Calculation time of a parallel computation with OpenMP and a CPU using CR solver

Overall, in parallel computation, the multigrid solvers (MGCR and MGCG) did not perform well in the small cases due to the large overhead cost with respect to the preconditioning stage, but they were efficient in the large cases where the number of iterations mainly determines the total computational time.

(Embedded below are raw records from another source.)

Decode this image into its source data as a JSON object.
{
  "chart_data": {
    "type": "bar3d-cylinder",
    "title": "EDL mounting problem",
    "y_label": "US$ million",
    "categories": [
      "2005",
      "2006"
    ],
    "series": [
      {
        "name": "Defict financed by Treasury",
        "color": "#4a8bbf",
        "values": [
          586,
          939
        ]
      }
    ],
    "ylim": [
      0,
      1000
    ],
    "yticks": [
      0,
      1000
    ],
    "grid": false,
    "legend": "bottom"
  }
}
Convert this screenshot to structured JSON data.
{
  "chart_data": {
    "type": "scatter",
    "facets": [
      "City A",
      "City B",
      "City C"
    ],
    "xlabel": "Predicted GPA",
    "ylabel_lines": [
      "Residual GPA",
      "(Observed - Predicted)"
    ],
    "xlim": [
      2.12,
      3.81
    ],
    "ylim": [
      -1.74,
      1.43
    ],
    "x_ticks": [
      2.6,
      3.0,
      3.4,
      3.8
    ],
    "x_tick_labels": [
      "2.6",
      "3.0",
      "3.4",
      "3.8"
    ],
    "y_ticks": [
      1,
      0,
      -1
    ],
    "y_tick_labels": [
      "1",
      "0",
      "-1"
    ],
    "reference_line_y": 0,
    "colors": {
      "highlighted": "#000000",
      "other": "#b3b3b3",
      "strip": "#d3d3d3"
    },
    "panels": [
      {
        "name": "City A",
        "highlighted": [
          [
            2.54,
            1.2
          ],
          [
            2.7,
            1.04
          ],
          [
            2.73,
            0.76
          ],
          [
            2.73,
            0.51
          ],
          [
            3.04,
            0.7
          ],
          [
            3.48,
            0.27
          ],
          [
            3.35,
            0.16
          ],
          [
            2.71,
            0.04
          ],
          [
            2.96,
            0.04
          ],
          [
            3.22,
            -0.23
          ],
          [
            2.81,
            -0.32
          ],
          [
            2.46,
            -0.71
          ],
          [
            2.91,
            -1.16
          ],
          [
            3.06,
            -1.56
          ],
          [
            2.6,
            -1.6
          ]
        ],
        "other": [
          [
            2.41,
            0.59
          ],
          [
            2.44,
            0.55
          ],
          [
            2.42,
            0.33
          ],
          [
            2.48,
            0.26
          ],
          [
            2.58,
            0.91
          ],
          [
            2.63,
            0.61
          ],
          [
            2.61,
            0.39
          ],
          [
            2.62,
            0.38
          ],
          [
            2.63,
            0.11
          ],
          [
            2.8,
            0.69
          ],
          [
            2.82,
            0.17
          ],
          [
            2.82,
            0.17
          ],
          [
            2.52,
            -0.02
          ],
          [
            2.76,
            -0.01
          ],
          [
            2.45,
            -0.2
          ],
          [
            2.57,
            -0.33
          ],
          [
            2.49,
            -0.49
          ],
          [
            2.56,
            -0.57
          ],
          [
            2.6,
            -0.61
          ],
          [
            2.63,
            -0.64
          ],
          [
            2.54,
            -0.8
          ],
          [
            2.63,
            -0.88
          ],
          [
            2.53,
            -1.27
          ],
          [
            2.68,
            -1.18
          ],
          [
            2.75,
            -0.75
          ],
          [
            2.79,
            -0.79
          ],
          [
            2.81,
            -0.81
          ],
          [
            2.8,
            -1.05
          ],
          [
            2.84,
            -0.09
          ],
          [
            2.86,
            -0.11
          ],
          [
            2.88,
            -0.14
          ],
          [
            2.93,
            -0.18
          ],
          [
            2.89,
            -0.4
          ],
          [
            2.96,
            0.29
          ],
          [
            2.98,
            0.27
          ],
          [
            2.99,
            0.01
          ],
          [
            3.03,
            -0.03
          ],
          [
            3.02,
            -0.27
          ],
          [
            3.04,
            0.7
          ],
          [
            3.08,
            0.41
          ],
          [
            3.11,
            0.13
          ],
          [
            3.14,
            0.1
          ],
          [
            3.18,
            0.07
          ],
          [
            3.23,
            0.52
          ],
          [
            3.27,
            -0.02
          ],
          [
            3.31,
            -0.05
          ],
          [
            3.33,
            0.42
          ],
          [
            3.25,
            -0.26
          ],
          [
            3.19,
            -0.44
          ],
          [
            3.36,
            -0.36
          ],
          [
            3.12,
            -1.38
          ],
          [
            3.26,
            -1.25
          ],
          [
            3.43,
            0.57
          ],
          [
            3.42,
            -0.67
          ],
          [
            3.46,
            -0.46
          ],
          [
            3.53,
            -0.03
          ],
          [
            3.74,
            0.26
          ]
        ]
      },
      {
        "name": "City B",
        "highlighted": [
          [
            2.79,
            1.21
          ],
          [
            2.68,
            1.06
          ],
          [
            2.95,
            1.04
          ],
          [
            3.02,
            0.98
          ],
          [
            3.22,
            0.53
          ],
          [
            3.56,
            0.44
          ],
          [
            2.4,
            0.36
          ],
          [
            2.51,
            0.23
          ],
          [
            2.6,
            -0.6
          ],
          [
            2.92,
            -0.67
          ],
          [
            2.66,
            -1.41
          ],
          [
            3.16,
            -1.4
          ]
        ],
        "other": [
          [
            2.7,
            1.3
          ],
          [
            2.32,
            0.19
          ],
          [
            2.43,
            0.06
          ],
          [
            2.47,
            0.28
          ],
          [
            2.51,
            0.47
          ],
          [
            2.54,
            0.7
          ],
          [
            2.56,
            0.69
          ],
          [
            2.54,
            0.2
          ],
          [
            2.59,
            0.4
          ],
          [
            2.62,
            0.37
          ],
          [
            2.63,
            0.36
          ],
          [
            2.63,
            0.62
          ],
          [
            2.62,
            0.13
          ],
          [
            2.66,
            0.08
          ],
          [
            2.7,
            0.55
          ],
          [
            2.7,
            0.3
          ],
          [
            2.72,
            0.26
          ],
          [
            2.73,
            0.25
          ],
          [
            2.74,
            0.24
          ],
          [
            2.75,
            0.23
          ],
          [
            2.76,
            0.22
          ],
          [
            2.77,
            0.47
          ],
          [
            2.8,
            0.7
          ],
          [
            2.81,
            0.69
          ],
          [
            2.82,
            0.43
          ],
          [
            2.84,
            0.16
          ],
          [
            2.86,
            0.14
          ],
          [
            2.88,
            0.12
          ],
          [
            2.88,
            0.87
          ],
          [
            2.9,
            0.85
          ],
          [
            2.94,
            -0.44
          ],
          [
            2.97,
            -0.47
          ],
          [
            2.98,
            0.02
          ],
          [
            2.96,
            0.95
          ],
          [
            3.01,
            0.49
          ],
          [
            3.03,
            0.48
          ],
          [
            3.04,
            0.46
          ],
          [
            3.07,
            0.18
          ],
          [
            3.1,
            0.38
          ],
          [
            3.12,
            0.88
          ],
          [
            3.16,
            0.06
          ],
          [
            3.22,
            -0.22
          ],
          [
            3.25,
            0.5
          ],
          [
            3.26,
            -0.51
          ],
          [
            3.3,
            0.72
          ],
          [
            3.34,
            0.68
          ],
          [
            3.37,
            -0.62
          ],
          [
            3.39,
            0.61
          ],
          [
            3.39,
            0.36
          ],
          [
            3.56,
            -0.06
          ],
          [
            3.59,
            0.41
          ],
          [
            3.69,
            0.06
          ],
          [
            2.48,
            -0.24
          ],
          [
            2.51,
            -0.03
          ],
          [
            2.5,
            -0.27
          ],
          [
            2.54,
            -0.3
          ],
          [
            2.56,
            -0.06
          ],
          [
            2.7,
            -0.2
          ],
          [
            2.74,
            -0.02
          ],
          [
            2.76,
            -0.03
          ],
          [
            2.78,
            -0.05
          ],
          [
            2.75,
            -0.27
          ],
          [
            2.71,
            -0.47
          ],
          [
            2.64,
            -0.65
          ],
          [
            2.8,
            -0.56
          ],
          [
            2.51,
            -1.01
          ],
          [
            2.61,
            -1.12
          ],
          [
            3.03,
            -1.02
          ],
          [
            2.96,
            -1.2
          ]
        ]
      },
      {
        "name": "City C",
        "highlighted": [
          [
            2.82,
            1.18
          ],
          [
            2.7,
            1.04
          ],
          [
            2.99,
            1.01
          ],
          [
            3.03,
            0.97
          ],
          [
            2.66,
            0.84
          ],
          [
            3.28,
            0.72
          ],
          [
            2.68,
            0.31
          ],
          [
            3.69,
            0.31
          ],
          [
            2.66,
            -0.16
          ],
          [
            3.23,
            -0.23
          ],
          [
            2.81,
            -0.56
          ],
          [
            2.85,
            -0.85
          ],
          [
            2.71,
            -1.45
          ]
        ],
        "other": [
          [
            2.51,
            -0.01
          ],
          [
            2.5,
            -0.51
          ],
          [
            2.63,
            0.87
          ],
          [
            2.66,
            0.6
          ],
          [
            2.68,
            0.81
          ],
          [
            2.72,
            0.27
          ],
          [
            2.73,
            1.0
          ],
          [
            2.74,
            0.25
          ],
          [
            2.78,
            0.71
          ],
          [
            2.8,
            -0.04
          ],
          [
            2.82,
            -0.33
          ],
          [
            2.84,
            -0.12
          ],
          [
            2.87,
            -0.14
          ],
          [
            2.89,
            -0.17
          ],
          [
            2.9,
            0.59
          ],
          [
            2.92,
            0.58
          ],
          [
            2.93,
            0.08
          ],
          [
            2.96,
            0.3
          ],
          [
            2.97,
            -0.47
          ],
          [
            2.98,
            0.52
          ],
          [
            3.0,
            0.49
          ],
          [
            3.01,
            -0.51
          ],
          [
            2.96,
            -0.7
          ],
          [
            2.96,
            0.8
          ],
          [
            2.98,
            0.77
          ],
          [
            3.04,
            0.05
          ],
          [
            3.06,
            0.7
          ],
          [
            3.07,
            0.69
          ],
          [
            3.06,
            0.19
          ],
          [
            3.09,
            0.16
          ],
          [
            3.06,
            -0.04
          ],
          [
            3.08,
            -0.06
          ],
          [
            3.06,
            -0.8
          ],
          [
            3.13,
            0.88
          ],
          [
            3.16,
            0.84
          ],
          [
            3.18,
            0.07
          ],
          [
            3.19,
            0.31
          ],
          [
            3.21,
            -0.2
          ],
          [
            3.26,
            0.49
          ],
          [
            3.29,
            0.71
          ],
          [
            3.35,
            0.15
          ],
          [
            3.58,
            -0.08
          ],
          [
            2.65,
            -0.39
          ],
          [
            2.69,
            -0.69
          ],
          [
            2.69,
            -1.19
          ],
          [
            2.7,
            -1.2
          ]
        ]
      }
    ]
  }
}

4.4 Three-dimensional calculations

The trends observed in the above sections were almost the same as those in the 3D calculations. Here, a simple 3D high-viscosity incompressible dam break problem (Fig. 12) was taken as an example. Based on the conditions in Table 1, the calculation conditions in the 3D scaled cases are given in Table 4. The calculations were conducted on a GPU (A100 (80 GB)) with OpenACC applying the MGCR and CR solvers. The number of solver iterations at t = 0.2 s is shown in Fig. 13. While the CR method suffered from a large number of iterations in the large cases, the MGCR method could suppress the iterations even in the large cases. The breakdowns of the unit calculation times are shown in Fig. 14. Since the parallel efficiency of the preconditioning was not good, the MGCR method was slower than the CR method in the small cases. In contrast, the MGCR method was faster in the large cases where the number of iterations mainly determines the total computational time. This indicates that the multigrid technique is useful for both 2D and 3D parallel calculations when the problem size is sufficiently large.

Fig. 12
figure 12

Dam-break calculation of a highly viscous incompressible flow in 3D

Table 4 Calculation conditions for the scaled cases in 3D
Fig. 13
figure 13

Number of iterations in the 3D scaled cases (Table 4)

Fig. 14
figure 14

Calculation time in the 3D scaled cases (Table 4) computed with OpenACC and a GPU

5 Conclusion

In this study, a scalable MPH-I method was developed. A derivation of the SPD matrix equation through pressure substitution [21] was presented, and additionally, it was shown that the SPD feature generally appears in a physically consistent system by deriving it from the analytical mechanical equation [23]. To solve the SPD matrix equation, a bucket-based multigrid preconditioner was constructed such that it satisfies the condition for application to the CG and CR solvers. Moreover, to handle the complexity due to multidimensionality, the extended Jacobi iteration, which is also applicable for nondiagonally dominant matrix equations, was proposed. In the benchmark calculations, the simple high-viscosity incompressible dam break problems were calculated with the MGCR, MGCG, CR and CG solvers in both 2D and 3D. The number of iterations could be suppressed by the multigrid solvers, and it was smaller with the CR solvers than with the CG solvers regardless of the preconditioning steps. Consequently, the MGCR solver showed the best performance of the four, and the number of iterations hardly depended on the problem size. In fact, the computational time in the single CPU calculation was almost proportional to the numbers of particles and time steps, and the scalability was presented within the tested cases. The performance of the multigrid solvers was also tested in parallel computations on a CPU and GPU. For the small problems, the MGCR and MGCG solvers were slower than the CR and CG solvers because of the large overhead cost in the preconditioning process. However, they showed better performance than conventional solvers for large problems, where the number of solver iterations mainly determines the calculation time.